Why One Immune Signal Falls Short: IL-17F and the Search for MS Treatment Predictors
Multiple sclerosis (MS) is a complex immune-mediated disease where the immune system mistakenly attacks the central nervous system. Among the available therapies, interferon beta (IFN-β) has long been a cornerstone treatment for relapsing-remitting MS (RRMS). Yet, not every patient responds equally well. This has fueled the search for biomarkers that might predict who benefits most from IFN-β therapy.
One promising candidate was interleukin-17F (IL-17F), a cytokine produced by Th17 immune cells, which are strongly implicated in MS and other autoimmune conditions. Previous small-scale studies suggested that higher baseline IL-17F levels could predict a poor response to IFN-β. But do these findings hold up in larger, more rigorous studies?
That’s exactly what Hans-Peter Hartung and colleagues set out to test in their 2013 study published in JAMA Neurology.
The Study in Brief
Population: 239 patients with RRMS, randomly selected from the large BEYOND trial cohort. All received IFN-β-1b (250 μg) for at least two years.
Method: IL-17F levels were measured at baseline and again at 6 months using the Singulex Erenna ultra-sensitive immunoassay, one of the most precise tools for cytokine detection.
Outcomes assessed:
Relapse activity
MRI lesion development
Clinical progression (using the Expanded Disability Status Scale, EDSS)
Comparisons made:
Patients with less vs. more disease activity
Patients with no disease activity vs. some disease activity
Responders vs. non-responders
Key Findings
IL-17F levels did not predict treatment response.
Median IL-17F levels were almost identical at baseline and month 6 (16.5 vs. 16.8 pg/mL).
No significant differences in IL-17F were observed between responders and non-responders, nor between patients with active vs. inactive disease.
No correlation with relapses or MRI lesions.
IL-17F levels showed no meaningful relationship with annualized relapse rate or the number of new MRI lesions after two years of therapy.
High outliers might matter.
Although most patients had low-to-moderate IL-17F, all patients with baseline levels above 200 pg/mL showed at least some clinical or MRI disease activity despite IFN-β treatment.
However, such extreme values were rare (~4% of patients), limiting their utility as a general predictive biomarker.
Why These Results Matter
The study challenges earlier reports—such as those by Axtell et al.—that linked higher IL-17F with poor IFN-β response. Hartung and colleagues’ findings suggest that IL-17F alone is not a reliable biomarker for predicting treatment success.
Several factors might explain the discrepancy:
Scale & rigor: This study included nearly 10 times as many patients as earlier work.
Assay sensitivity: The Singulex assay used here is more sensitive and accurate than earlier multiplex methods.
Heterogeneity in MS biology: A single cytokine may simply be too narrow a lens to capture the complex immune networks driving MS and treatment responses.
The Bigger Picture
So where does this leave IL-17F? While its role in MS pathogenesis is clear, its utility as a standalone biomarker for IFN-β response seems limited. That said, the finding that very high IL-17F levels (>200 pg/mL) consistently signaled poor response hints at potential value in extreme cases.

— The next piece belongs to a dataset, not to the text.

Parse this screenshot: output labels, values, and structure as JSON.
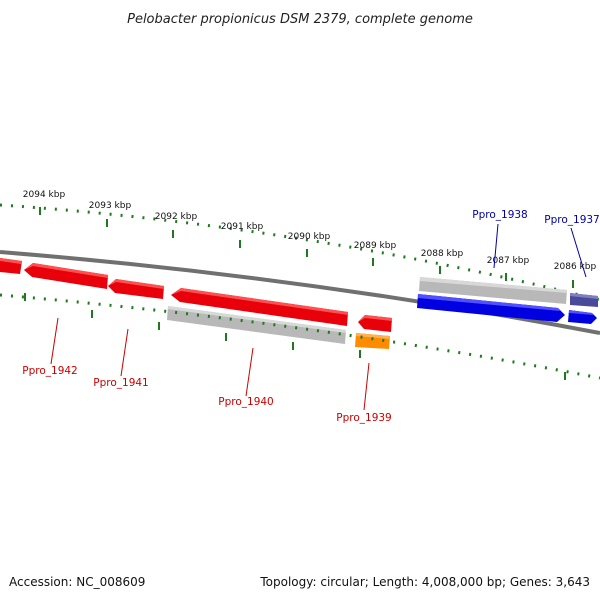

Future biomarker strategies may need to look beyond single molecules. Combining IL-17F with other cytokines, genetic signatures, or early treatment-response markers could provide the robust predictive power clinicians need to tailor therapies.
Takeaway
This study underscores an important principle in biomarker research: biological plausibility doesn’t guarantee predictive value. IL-17F is clearly a player in MS, but not a reliable solo predictor of interferon beta efficacy. For now, clinicians will need to continue relying on clinical monitoring and MRI outcomes rather than a simple blood test.
Disclaimer: This blog post is based on the provided research article and is intended for informational purposes only. It is not intended to provide medical advice. Please consult with a healthcare professional for any health concerns.
References:
Hartung, H. P., Steinman, L., Goodin, D. S., Comi, G., Cook, S., Filippi, M., ... & Pohl, C. (2013). Interleukin 17F level and interferon beta response in patients with multiple sclerosis. JAMA neurology, 70(8).